WordPress Category Admin Overhaul

The WordPress category system does a great job for most people, however if you have over 1200 categories like Dave Powers’ New Music Nation web site, the standard admin screens for WordPress categories just aren’t going to cut it for you.

Dave got in touch with me and explained the problems he was having. They had addressed the front-end issues, but the volume of categories he had were causing the category administration pages to fail to load.

Project Goals

Create an alternate interface for managing categories in the WordPress administration screens – one that can handle a as many categories as you can throw at it.

Timeline

Dave first contacted me in mid-November 2006. We discussed the project via e-mail, and signed off several days later to begin development at the end of November. I actually was able to begin the project a little earlier than expected, and delivered the completed project at the end of November.

Deliverables

An alternate administrative interface for managing WordPress categories.

Process

Dave contacted me and we discussed the project via e-mail. He basically told me what his end goal was, and left it up to me to implement in the manner I thought best.

I investigated the way the existing category admin worked on the back end and identified the areas where a large nested category list would cause problems. Then I designed changes to relieve these specific issues.

Unfortunately, it wasn’t possible to use existing hooks to make the necessary changes so I implemented my changes altering as little core code as possible.

The basic change was to show only one level of categories at a time, and no more than 50 categories in the list – paging the list where needed. This needed to be done in both the list of categories and also for the “parent category” drop down list category in the category add/edit form.

End Result

I mailed the modifications as replacement and additional files, along with installation instructions to Dave while he was on vacation.

Dave returned from vacation and contacted me a few days later. He explained that he didn’t have experience uploading files like this (even with the instructions) so we expanded the project for me to also do the installation and configuration of the new admin screens on his server.

Once I had everything working as needed for Dave, I decided to see if I could add a few hooks to WordPress to allow my modifications to work as a pure plugin (without requiring modification of any WordPress core files).

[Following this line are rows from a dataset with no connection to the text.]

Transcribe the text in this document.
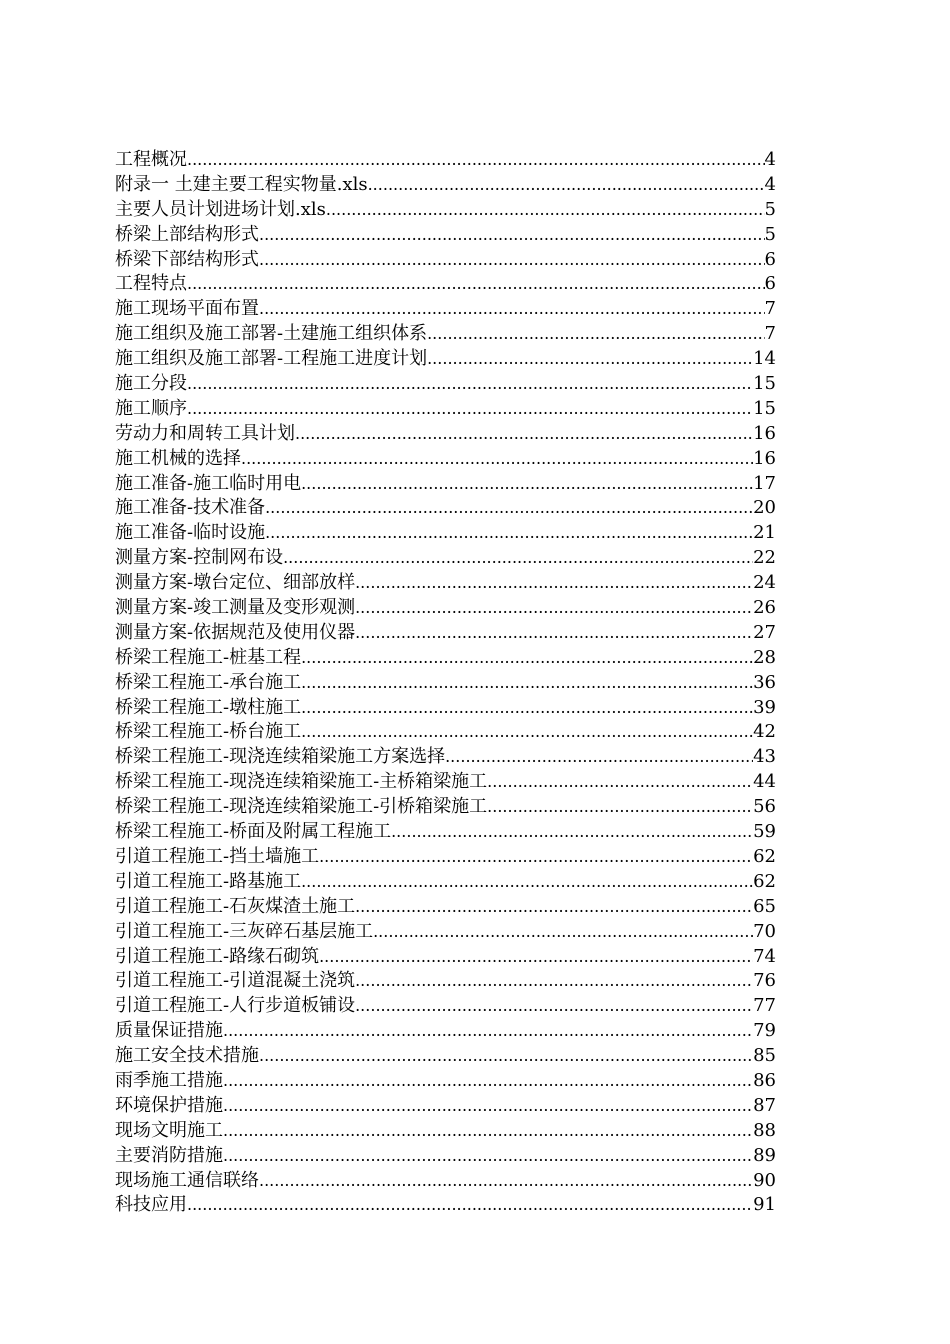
工程概况 .....	4
附录一 土建主要工程实物量.xls .....	4
主要人员计划进场计划.xls .....	5
桥梁上部结构形式 .....	5
桥梁下部结构形式 .....	6
工程特点 .....	6
施工现场平面布置 .....	7
施工组织及施工部署-土建施工组织体系 .....	7
施工组织及施工部署-工程施工进度计划 .....	14
施工分段 .....	15
施工顺序 .....	15
劳动力和周转工具计划 .....	16
施工机械的选择 .....	16
施工准备-施工临时用电 .....	17
施工准备-技术准备 .....	20
施工准备-临时设施 .....	21
测量方案-控制网布设 .....	22
测量方案-墩台定位、细部放样 .....	24
测量方案-竣工测量及变形观测 .....	26
测量方案-依据规范及使用仪器 .....	27
桥梁工程施工-桩基工程 .....	28
桥梁工程施工-承台施工 .....	36
桥梁工程施工-墩柱施工 .....	39
桥梁工程施工-桥台施工 .....	42
桥梁工程施工-现浇连续箱梁施工方案选择 .....	43
桥梁工程施工-现浇连续箱梁施工-主桥箱梁施工 .....	44
桥梁工程施工-现浇连续箱梁施工-引桥箱梁施工 .....	56
桥梁工程施工-桥面及附属工程施工 .....	59
引道工程施工-挡土墙施工 .....	62
引道工程施工-路基施工 .....	62
引道工程施工-石灰煤渣土施工 .....	65
引道工程施工-三灰碎石基层施工 .....	70
引道工程施工-路缘石砌筑 .....	74
引道工程施工-引道混凝土浇筑 .....	76
引道工程施工-人行步道板铺设 .....	77
质量保证措施 .....	79
施工安全技术措施 .....	85
雨季施工措施 .....	86
环境保护措施 .....	87
现场文明施工 .....	88
主要消防措施 .....	89
现场施工通信联络 .....	90
科技应用 .....	91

I identified the places where I could add a few simple hooks and created a patch accordingly. This patch was accepted and included in WordPress 2.1.

With Dave’s blessing, I’ll be packaging this functionality up as a plugin for WordPress 2.1.

Credits and Disclaimers

Thanks to Dave Powers for having a great attitude towards Open Source and allowing (encouraging actually) the work done for him to be published so that others could benefit as well.

Thanks to Ryan Boren for reviewing and accepting the WordPress patch required to allow this to work as a pure plugin.